Loin de nous l’idée de vouloir trop intellectualiser le débat sur les nouvelles pratiques sportives mais nous persistons à penser que le sport vit depuis quelques décades une profonde mutation et que les nouvelles tendances du sport dont nous parlons ici sont le fruits de motivations complètement différentes et sortent du strict cadre du sport tel qu’on l’entendait jusqu’à présent.

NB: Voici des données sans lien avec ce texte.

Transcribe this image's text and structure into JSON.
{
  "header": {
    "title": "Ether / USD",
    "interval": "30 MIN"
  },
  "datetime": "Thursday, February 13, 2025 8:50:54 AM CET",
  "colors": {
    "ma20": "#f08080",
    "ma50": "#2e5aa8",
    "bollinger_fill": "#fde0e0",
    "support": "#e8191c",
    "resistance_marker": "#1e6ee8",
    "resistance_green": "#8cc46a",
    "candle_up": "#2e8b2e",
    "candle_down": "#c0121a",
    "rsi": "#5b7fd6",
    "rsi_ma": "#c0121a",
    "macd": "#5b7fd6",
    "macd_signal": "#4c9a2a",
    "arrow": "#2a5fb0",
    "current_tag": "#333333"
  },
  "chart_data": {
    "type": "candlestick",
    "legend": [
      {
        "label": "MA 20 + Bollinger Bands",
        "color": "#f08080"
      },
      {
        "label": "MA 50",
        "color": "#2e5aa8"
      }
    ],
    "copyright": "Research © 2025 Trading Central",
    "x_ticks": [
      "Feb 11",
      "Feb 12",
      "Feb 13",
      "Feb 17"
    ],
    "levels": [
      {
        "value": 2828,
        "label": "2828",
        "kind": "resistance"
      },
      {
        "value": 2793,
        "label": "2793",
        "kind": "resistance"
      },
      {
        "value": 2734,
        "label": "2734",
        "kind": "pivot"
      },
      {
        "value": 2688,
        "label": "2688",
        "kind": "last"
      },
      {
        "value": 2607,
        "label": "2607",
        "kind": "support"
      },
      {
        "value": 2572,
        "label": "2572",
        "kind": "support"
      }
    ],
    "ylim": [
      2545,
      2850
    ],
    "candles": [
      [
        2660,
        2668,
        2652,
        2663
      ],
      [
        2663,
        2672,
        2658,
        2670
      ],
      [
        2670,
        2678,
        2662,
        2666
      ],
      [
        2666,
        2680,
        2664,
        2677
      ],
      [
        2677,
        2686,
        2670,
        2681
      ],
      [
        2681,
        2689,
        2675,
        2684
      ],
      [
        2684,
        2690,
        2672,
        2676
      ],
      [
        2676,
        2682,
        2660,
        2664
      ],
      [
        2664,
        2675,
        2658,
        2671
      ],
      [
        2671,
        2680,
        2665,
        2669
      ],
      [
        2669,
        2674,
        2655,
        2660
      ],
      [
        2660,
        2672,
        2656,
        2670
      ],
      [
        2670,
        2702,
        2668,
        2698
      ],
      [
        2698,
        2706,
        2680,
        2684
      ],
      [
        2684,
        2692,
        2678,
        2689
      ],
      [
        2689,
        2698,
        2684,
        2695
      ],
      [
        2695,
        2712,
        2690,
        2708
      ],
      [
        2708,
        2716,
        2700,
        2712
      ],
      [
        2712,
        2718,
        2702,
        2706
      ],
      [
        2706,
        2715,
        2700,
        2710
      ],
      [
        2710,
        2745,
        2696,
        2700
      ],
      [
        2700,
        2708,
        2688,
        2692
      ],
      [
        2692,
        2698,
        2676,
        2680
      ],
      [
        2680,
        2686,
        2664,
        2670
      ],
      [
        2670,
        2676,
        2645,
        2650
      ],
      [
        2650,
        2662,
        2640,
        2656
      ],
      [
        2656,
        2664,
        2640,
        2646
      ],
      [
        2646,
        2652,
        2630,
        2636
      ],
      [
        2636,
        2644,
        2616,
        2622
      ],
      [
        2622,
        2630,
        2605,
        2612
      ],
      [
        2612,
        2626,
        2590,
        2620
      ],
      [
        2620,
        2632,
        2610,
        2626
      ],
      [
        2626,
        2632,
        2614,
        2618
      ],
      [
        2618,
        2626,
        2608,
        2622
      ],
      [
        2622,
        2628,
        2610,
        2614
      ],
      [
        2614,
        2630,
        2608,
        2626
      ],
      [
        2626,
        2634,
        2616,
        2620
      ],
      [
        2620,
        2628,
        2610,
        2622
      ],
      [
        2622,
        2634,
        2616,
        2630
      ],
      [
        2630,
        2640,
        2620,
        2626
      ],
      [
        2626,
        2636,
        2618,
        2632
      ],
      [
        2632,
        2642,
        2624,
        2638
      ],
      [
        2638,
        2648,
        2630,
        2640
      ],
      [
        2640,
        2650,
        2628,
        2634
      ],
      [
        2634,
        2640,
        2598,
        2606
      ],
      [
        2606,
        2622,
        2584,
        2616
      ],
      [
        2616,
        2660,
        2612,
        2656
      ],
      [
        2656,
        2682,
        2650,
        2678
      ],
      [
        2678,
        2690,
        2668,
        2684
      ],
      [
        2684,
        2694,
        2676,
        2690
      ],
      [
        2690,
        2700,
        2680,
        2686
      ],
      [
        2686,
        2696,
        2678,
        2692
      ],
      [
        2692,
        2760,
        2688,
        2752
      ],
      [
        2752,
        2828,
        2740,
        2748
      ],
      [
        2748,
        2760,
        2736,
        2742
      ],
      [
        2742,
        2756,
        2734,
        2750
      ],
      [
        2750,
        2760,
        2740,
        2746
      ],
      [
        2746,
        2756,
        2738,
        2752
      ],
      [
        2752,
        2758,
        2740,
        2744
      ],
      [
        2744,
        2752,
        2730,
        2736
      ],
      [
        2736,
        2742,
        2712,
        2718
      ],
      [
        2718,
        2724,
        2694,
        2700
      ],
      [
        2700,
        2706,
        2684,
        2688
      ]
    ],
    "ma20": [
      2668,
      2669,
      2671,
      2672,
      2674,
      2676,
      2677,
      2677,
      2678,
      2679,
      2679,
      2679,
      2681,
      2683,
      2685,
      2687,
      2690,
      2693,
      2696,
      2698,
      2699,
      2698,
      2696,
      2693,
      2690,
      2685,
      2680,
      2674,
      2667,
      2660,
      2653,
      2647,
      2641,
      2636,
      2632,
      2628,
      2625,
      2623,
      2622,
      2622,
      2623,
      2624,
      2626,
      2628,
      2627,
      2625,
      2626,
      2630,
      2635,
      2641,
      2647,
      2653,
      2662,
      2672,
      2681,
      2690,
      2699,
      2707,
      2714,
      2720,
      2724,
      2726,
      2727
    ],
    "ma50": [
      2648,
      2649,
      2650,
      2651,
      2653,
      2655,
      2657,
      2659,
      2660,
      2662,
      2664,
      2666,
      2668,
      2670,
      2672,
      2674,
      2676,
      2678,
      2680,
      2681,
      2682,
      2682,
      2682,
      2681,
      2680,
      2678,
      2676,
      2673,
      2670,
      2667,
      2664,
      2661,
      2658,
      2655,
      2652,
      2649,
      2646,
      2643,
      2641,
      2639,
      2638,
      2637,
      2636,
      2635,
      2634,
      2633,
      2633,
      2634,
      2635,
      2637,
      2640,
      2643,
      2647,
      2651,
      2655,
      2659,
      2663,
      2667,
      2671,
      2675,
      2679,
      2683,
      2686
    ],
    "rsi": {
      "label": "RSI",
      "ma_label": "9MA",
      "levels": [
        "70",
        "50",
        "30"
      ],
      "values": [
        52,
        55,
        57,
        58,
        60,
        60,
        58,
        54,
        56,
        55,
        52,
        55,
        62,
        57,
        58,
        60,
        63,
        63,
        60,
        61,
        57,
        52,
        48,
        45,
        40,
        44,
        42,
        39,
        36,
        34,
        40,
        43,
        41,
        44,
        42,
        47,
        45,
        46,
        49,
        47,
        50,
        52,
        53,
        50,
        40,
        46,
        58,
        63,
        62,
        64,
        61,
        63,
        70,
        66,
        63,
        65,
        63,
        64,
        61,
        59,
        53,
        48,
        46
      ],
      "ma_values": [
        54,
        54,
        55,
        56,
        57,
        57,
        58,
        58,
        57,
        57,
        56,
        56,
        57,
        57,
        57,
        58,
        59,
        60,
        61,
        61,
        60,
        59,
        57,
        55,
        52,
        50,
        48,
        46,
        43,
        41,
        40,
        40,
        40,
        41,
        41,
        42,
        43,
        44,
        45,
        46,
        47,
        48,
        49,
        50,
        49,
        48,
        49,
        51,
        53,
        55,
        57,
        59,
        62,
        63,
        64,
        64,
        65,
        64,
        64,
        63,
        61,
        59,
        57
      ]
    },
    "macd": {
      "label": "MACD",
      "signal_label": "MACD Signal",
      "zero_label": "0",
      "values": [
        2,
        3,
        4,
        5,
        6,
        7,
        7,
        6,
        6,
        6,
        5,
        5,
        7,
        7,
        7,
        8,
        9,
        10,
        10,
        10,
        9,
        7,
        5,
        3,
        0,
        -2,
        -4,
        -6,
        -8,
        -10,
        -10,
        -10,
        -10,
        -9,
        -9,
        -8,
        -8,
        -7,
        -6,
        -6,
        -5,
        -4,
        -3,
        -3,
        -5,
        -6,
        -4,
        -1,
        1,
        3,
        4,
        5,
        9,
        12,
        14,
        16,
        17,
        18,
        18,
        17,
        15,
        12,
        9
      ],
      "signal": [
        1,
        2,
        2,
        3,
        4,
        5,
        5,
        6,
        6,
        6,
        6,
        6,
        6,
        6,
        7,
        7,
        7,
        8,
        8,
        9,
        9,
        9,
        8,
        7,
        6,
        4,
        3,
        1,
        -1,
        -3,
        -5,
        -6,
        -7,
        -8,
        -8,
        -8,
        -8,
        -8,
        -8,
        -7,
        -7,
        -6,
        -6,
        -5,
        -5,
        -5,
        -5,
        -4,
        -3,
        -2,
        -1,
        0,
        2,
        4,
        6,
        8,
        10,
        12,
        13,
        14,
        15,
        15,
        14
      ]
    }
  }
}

L’outdoor est un grand mot qui ne suffit pas toujours à signifier tout ce qu’il englobe. L’outdoor, c’est vous et ce que la nature vous permet d’être. Il ne s’agit plus de faire une performance mais de vivre une expérience et ce quelle que soit votre activité et votre niveau, ce que met parfaitement en valeur ce clip de The North Face.. La recherche du bien être, une certaine forme de déconnection voir de philosophie remplace les règles. Les qualités physiques ne sont pas mise en oeuvre pour produire un résultat, un chiffre, une valeur ajoutée sur les autres, votre corps, votre esprit et votre coeur sont mobilisés pour produire un équilibre, le vôtre. Ce qui n’exclue pas le challenge, certains en ont besoin. Le stade, la salle, le gymnase ou la piste, bref, l’aire délimitée, est remplacée par la nature. Ca change tout.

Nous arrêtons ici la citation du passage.